Nancy Turner, Distinguished Professor Emeritus, UVic Environmental Studies, wrote:
Over the past few years, I have noticed that salal (Gaultheria shallon) plants in various parts of the coast have been dying back. However, I have never seen it as bad as it is this spring (2019). Not only are the salal branches and individual plants turning brown and dying, very suddenly, but in some cases, entire patches of salal are perishing. A number of friends who have worked along the BC Coast have sent observations and photographs of this salal die-off, and I have seen it myself in several places. Even some of the salal growing in the gardens at The University of British Columbia in Vancouver have died, despite the obvious care the plants are receiving. I am aware of various theories about why the salal is dying. It could be a fungus disease epidemic; certainly salal is susceptible to some types of fungus. I suspect that climate change – warmer and drier winters without much snow, and hot, dry summers – has had a strong impact on the salal.
Whatever the cause, the die-off is alarming because of the ecological and cultural importance of this plant. It is an iconic species of our coastal temperate rainforest, with its dense branches and shiny, somewhat leather evergreen foliage that make it a major understory species in both Coastal Western Hemlock and Coastal Douglas-fir forest zones. Its urn-shaped flowers, lined up along one side of the stalk, provide nectar and pollen for a whole range of bees and other insects. Its dark purple, sweet, juicy berries are food for myriad birds and other wildlife.

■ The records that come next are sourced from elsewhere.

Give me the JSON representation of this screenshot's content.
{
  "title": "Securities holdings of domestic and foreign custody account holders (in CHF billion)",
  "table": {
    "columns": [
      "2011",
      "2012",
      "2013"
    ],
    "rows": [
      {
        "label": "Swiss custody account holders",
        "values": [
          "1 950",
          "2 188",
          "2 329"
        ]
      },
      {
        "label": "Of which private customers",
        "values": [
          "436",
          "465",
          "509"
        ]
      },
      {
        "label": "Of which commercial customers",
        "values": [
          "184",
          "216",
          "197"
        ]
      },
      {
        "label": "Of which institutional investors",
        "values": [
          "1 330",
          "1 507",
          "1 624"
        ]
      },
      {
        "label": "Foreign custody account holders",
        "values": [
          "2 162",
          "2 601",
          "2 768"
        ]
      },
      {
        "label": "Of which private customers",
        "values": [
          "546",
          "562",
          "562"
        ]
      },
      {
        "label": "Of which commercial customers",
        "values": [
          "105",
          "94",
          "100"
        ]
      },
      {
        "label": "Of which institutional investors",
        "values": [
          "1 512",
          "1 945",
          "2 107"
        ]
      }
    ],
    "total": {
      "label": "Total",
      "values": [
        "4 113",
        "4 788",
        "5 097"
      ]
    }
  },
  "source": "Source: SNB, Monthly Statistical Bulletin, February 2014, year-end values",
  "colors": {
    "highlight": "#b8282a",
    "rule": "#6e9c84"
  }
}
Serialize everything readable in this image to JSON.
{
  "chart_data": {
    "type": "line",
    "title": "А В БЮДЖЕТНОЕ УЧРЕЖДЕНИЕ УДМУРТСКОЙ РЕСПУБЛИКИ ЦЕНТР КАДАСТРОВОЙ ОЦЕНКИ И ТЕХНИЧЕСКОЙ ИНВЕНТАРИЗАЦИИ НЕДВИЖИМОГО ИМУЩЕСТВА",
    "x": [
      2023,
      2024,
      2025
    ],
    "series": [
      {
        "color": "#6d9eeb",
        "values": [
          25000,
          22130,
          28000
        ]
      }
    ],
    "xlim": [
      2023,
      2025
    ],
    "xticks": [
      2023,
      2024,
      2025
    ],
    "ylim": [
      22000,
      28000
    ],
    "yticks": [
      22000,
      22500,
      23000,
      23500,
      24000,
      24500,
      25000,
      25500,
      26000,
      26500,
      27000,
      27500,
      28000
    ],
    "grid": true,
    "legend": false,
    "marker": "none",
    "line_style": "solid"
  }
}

For coastal First Nations, salal is a cultural keystone species, named in every language, all along the coast. Its leaves have been used medicinally, and its branches used for protecting and flavouring food in cooking pits. Its juicy, flavourful berries were, and still are, harvested in immense quantities as a food. They were and are eaten fresh right from the bushes, and can be picked in quantity into baskets or pails. Formerly, they were boiled to a jam-like consistency and spread out on waxy-surfaced skunk-cabbage leaves to dry. After the upper surface of the berries had dried, the cakes were turned over onto other skunk-cabbage leaves to complete their drying, usually over the course of a day. Then, this traditional “fruit leather” was stored away in cedarwood boxes or other containers for winter. More recently, people jar the berries, or make them into jams, jellies and other preserves, alone, or mixed with other berries. Salal berries are rich in antioxidant flavonoids, and are therefore very healthy as a food, as well as being good-tasting.